Formação docente diante das demandas por justiça educacional em escolas rurais e urbanas: entre desigualdades territoriais, práxis pedagógica e reconstrução democrática da escola pública
DOI:
https://doi.org/10.48178/intersecao.v10i1.796Resumo
RESUMO: Este artigo analisa criticamente a formação docente diante das demandas contemporâneas por justiça educacional em escolas rurais e urbanas, compreendendo-a como um campo de disputa epistemológica, política e ética. Fundamentado em uma abordagem qualitativa de caráter bibliográfico e hermenêutico, o estudo problematiza as limitações dos modelos formativos orientados pela racionalidade técnico-gerencial e discute a necessidade de reconstruir a profissionalidade docente a partir de perspectivas críticas, democráticas e territorialmente situadas. O debate articula contribuições de autores contemporâneos sobre profissionalidade docente, justiça educacional, educação do campo, currículo, diversidade e epistemologias críticas, evidenciando que as desigualdades educacionais ultrapassam a dimensão do acesso escolar e envolvem disputas em torno da legitimidade dos conhecimentos, dos sujeitos e dos territórios. Conclui-se que a efetivação da justiça educacional exige uma nova epistemologia da formação docente, fundamentada na colaboração, na investigação da prática, no reconhecimento das territorialidades e na produção compartilhada do conhecimento, fortalecendo a autonomia profissional, a democratização da escola pública e o compromisso social da docência.
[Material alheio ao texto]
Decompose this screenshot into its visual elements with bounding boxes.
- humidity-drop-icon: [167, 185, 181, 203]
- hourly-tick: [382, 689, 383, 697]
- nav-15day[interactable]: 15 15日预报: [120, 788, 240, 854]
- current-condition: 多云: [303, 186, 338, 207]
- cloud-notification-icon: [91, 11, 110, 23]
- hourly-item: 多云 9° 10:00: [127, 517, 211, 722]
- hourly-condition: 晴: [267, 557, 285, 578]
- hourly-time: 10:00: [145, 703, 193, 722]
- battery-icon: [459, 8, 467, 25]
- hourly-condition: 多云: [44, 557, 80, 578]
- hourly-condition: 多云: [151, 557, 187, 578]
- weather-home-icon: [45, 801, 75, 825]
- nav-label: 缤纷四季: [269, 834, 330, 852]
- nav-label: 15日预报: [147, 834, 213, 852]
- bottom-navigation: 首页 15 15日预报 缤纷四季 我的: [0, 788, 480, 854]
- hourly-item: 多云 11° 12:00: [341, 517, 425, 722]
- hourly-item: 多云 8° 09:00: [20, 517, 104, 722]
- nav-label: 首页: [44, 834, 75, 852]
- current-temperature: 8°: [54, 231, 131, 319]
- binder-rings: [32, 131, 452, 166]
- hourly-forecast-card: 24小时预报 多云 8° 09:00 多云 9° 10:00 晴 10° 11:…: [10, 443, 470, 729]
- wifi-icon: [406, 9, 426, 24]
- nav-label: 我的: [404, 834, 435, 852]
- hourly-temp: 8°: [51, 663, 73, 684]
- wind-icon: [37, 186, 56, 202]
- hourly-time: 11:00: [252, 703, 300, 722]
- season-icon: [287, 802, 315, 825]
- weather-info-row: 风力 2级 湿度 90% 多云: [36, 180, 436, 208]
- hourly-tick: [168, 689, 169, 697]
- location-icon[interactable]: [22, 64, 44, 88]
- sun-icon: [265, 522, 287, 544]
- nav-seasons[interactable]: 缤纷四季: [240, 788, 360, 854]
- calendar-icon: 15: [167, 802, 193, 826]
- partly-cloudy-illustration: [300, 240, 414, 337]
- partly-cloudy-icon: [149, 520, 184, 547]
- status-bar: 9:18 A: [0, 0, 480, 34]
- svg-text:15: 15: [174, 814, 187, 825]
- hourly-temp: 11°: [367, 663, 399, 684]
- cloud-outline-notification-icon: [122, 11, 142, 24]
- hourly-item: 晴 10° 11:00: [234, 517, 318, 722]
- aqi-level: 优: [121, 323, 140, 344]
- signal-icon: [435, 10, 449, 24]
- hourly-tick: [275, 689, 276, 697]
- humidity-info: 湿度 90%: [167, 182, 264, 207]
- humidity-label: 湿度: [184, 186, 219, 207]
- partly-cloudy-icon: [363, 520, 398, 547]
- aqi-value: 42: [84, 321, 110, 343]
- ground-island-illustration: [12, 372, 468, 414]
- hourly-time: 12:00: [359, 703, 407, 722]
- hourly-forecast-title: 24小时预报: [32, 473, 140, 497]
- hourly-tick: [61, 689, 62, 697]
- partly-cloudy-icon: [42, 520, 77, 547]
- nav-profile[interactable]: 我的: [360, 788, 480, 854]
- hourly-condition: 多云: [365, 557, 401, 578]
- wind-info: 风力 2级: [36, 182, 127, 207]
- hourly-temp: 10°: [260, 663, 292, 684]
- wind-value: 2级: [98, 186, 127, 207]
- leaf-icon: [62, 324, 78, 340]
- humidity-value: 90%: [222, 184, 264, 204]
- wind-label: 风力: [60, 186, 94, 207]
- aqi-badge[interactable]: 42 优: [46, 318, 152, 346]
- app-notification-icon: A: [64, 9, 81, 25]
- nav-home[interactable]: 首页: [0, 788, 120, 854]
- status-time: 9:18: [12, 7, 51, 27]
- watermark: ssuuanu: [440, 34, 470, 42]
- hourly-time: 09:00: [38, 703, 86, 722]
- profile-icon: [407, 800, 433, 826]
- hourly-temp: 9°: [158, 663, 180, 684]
PALAVRAS-CHAVE: formação docente; justiça educacional; profissionalidade docente; educação do campo; território; escola pública.
ABSTRACT: This article critically examines teacher education in response to contemporary demands for educational justice in rural and urban schools, understanding it as a field of epistemological, political, and ethical dispute. Based on a qualitative, bibliographic, and hermeneutic approach, the study discusses the limitations of teacher education models guided by technical-managerial rationality and argues for the reconstruction of teacher professionalism through critical, democratic, and territorially grounded perspectives. The discussion brings together contemporary contributions on teacher professionalism, educational justice, rural education, curriculum, diversity, and critical epistemologies, demonstrating that educational inequalities extend beyond unequal access to schooling and involve disputes over the legitimacy of knowledge, subjects, and territories. The study concludes that achieving educational justice requires a new epistemology of teacher education grounded in collaboration, practitioner inquiry, recognition of territorial contexts, and the shared production of knowledge, thereby strengthening professional autonomy, the democratization of public schools, and the social commitment of teaching.
KEYWORDS: teacher education; educational justice; teacher professionalism; rural education; territory; public school.